On Stephen Hawking, Vader and Being More Machine Than Human

His entire body and identity have become the property of a collective human-machine network.

NASA / Flickr

HÉLÈNE MIALET | Wired Magazine

No voice, no other sounds, no facial expressions. His sole means of communicating is through infrared connection to his computer.

Since being afflicted with amyotrophic lateral sclerosis (a.k.a. Lou Gehrig’s disease) almost 50 years ago, his muscles have stopped working, though his mind and senses remain unaffected.

He fits perfectly well with our conception of how science and its heroes work: To be a genius all one needs is a powerful – a “beautiful” – mind.

  • Hawking is more “incorporated” than any other scientist, let alone human being.
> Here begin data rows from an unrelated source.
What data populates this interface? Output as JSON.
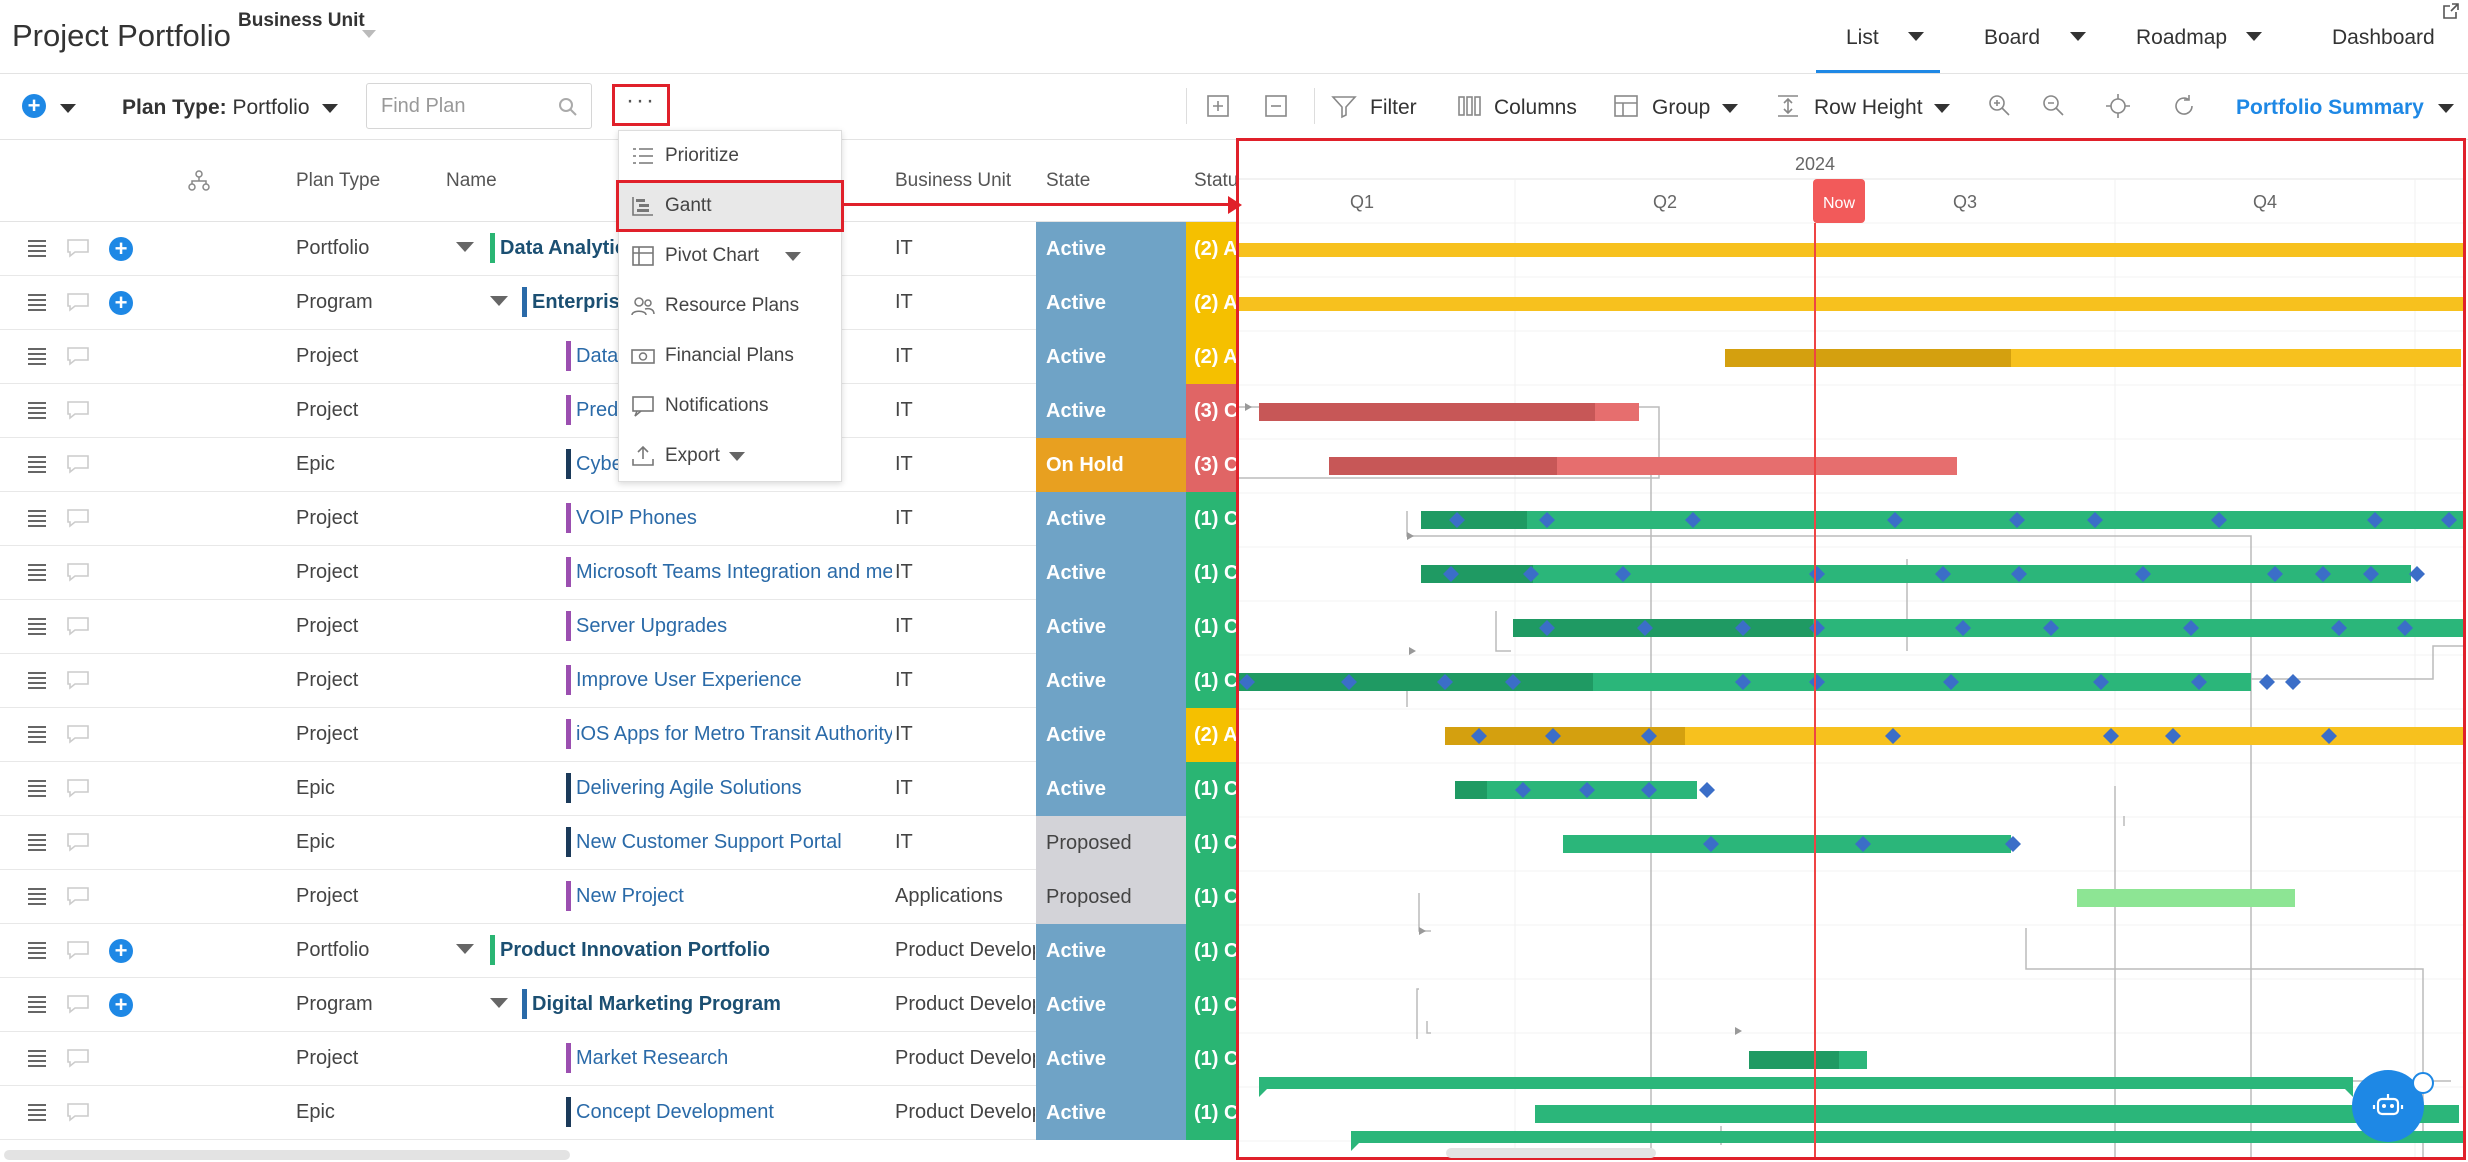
{
  "header": {
    "title": "Project Portfolio",
    "business_unit_label": "Business Unit",
    "views": [
      {
        "label": "List",
        "active": true
      },
      {
        "label": "Board"
      },
      {
        "label": "Roadmap"
      },
      {
        "label": "Dashboard"
      }
    ]
  },
  "toolbar": {
    "plan_type_label": "Plan Type:",
    "plan_type_value": "Portfolio",
    "find_placeholder": "Find Plan",
    "more_label": "···",
    "filter_label": "Filter",
    "columns_label": "Columns",
    "group_label": "Group",
    "row_height_label": "Row Height",
    "summary_label": "Portfolio Summary"
  },
  "menu": {
    "items": [
      {
        "label": "Prioritize",
        "icon": "list-icon"
      },
      {
        "label": "Gantt",
        "icon": "gantt-icon",
        "selected": true
      },
      {
        "label": "Pivot Chart",
        "icon": "pivot-icon",
        "has_submenu": true
      },
      {
        "label": "Resource Plans",
        "icon": "people-icon"
      },
      {
        "label": "Financial Plans",
        "icon": "money-icon"
      },
      {
        "label": "Notifications",
        "icon": "notification-icon"
      },
      {
        "label": "Export",
        "icon": "export-icon",
        "has_submenu": true
      }
    ]
  },
  "grid": {
    "columns": [
      "Plan Type",
      "Name",
      "Business Unit",
      "State",
      "Statu"
    ],
    "rows": [
      {
        "type": "Portfolio",
        "name": "Data Analytic",
        "bu": "IT",
        "state": "Active",
        "status": "(2) A",
        "level": 0,
        "expandable": true,
        "addable": true
      },
      {
        "type": "Program",
        "name": "Enterprise",
        "bu": "IT",
        "state": "Active",
        "status": "(2) A",
        "level": 1,
        "expandable": true,
        "addable": true
      },
      {
        "type": "Project",
        "name": "Data",
        "bu": "IT",
        "state": "Active",
        "status": "(2) A",
        "level": 2
      },
      {
        "type": "Project",
        "name": "Predi",
        "bu": "IT",
        "state": "Active",
        "status": "(3) C",
        "level": 2
      },
      {
        "type": "Epic",
        "name": "Cybe",
        "bu": "IT",
        "state": "On Hold",
        "status": "(3) C",
        "level": 2
      },
      {
        "type": "Project",
        "name": "VOIP Phones",
        "bu": "IT",
        "state": "Active",
        "status": "(1) C",
        "level": 2
      },
      {
        "type": "Project",
        "name": "Microsoft Teams Integration and me",
        "bu": "IT",
        "state": "Active",
        "status": "(1) C",
        "level": 2
      },
      {
        "type": "Project",
        "name": "Server Upgrades",
        "bu": "IT",
        "state": "Active",
        "status": "(1) C",
        "level": 2
      },
      {
        "type": "Project",
        "name": "Improve User Experience",
        "bu": "IT",
        "state": "Active",
        "status": "(1) C",
        "level": 2
      },
      {
        "type": "Project",
        "name": "iOS Apps for Metro Transit Authority",
        "bu": "IT",
        "state": "Active",
        "status": "(2) A",
        "level": 2
      },
      {
        "type": "Epic",
        "name": "Delivering Agile Solutions",
        "bu": "IT",
        "state": "Active",
        "status": "(1) C",
        "level": 2
      },
      {
        "type": "Epic",
        "name": "New Customer Support Portal",
        "bu": "IT",
        "state": "Proposed",
        "status": "(1) C",
        "level": 2
      },
      {
        "type": "Project",
        "name": "New Project",
        "bu": "Applications",
        "state": "Proposed",
        "status": "(1) C",
        "level": 2
      },
      {
        "type": "Portfolio",
        "name": "Product Innovation Portfolio",
        "bu": "Product Develop",
        "state": "Active",
        "status": "(1) C",
        "level": 0,
        "expandable": true,
        "addable": true
      },
      {
        "type": "Program",
        "name": "Digital Marketing Program",
        "bu": "Product Develop",
        "state": "Active",
        "status": "(1) C",
        "level": 1,
        "expandable": true,
        "addable": true
      },
      {
        "type": "Project",
        "name": "Market Research",
        "bu": "Product Develop",
        "state": "Active",
        "status": "(1) C",
        "level": 2
      },
      {
        "type": "Epic",
        "name": "Concept Development",
        "bu": "Product Develop",
        "state": "Active",
        "status": "(1) C",
        "level": 2
      }
    ]
  },
  "gantt": {
    "year": "2024",
    "quarters": [
      "Q1",
      "Q2",
      "Q3",
      "Q4"
    ],
    "now_label": "Now"
  },
  "colors": {
    "accent": "#1e88e5",
    "highlight_red": "#e0202a",
    "state_active": "#6fa3c6",
    "state_onhold": "#e8a020",
    "state_proposed": "#d3d3d8",
    "status_amber": "#f5c000",
    "status_red": "#e06565",
    "status_green": "#2ab573"
  }
}
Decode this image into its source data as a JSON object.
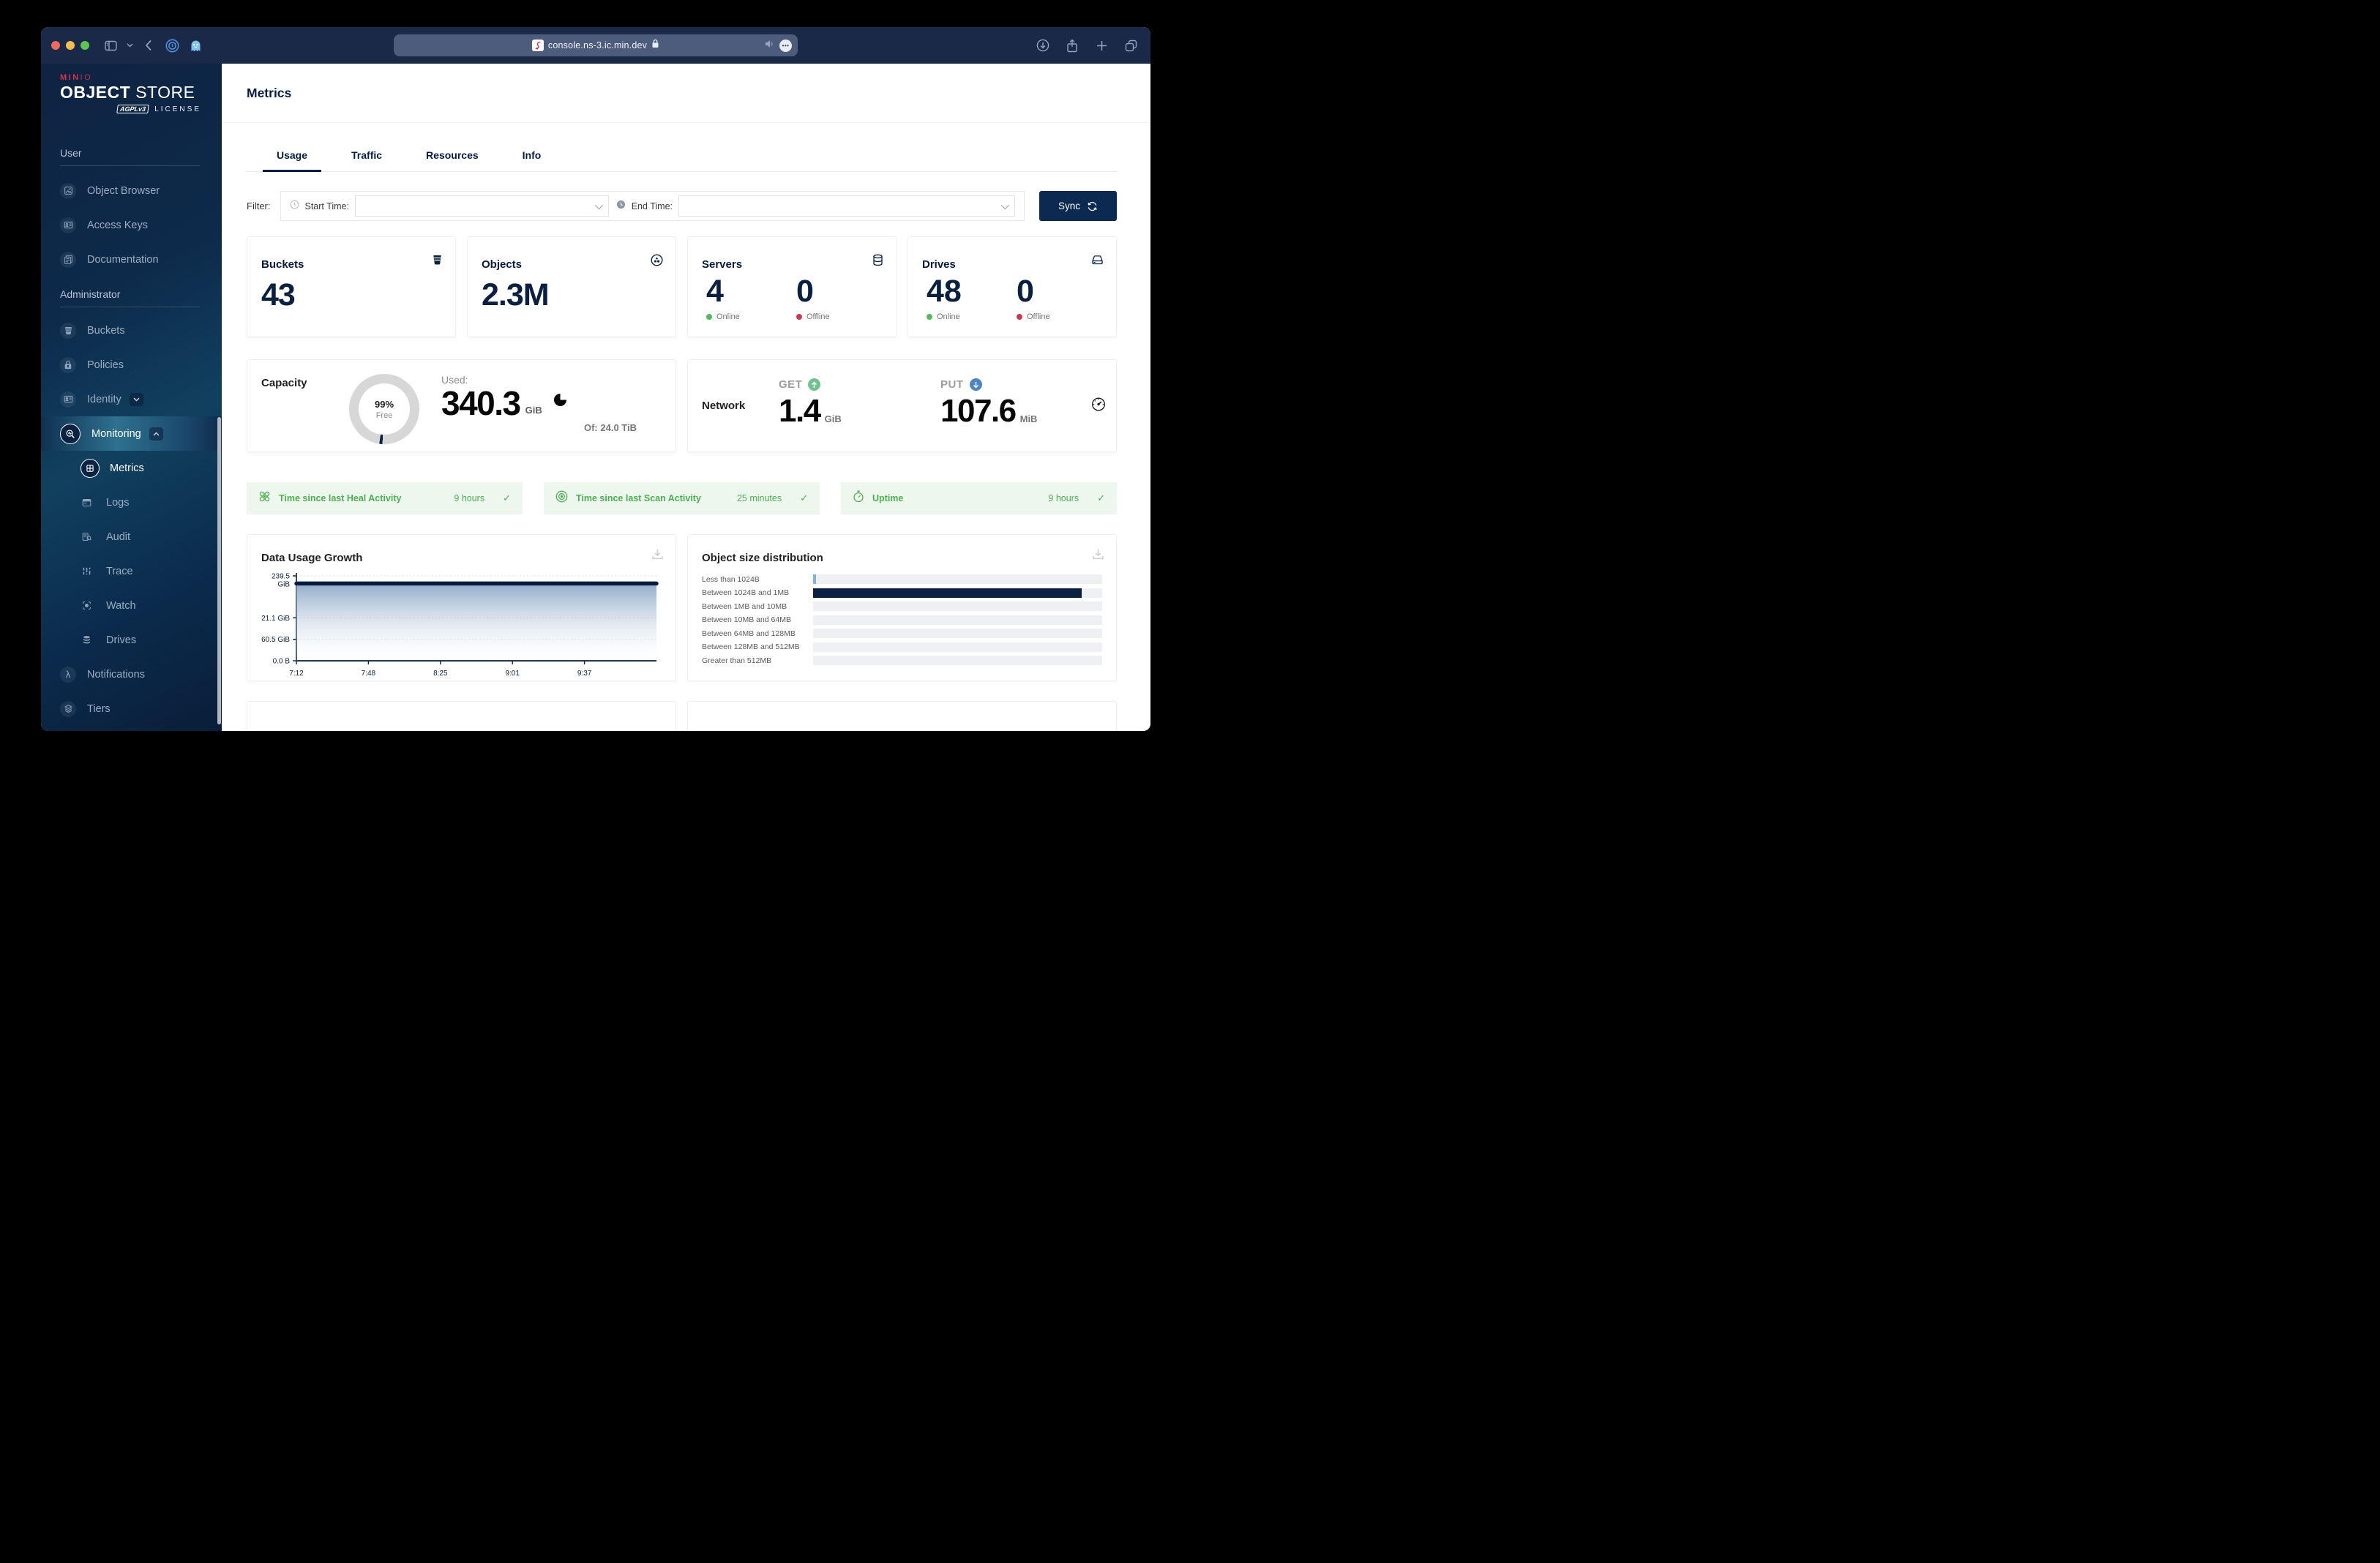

He is delegated across numerous other bodies: technicians, students, assistants, and of course, machines.

  • It is in some ways about a race not against, but with machines. It is in more ways the ultimate realization of Doug Engelbart’s early vision of augmenting human intellect through technology. But it is mostly about living our lives – and creating the heroes in them – through machines.

We Are All More Machines

  • Hawking isn’t just issuing remote commands and expressed desires, his entire body and even his entire identity have become the property of a collective human-machine network. He is what I call a distributed centered-subject: a brain in a vat, living through the world outside the vat.

  • Hawking’s persona, his disability, and his embodied network thus becomes a window on our machines, the nature of work, and even our representation of scientific heroes.

In fact, it’s precisely because of his disability that we get to see how all scientists work … and how the entire world will work one day.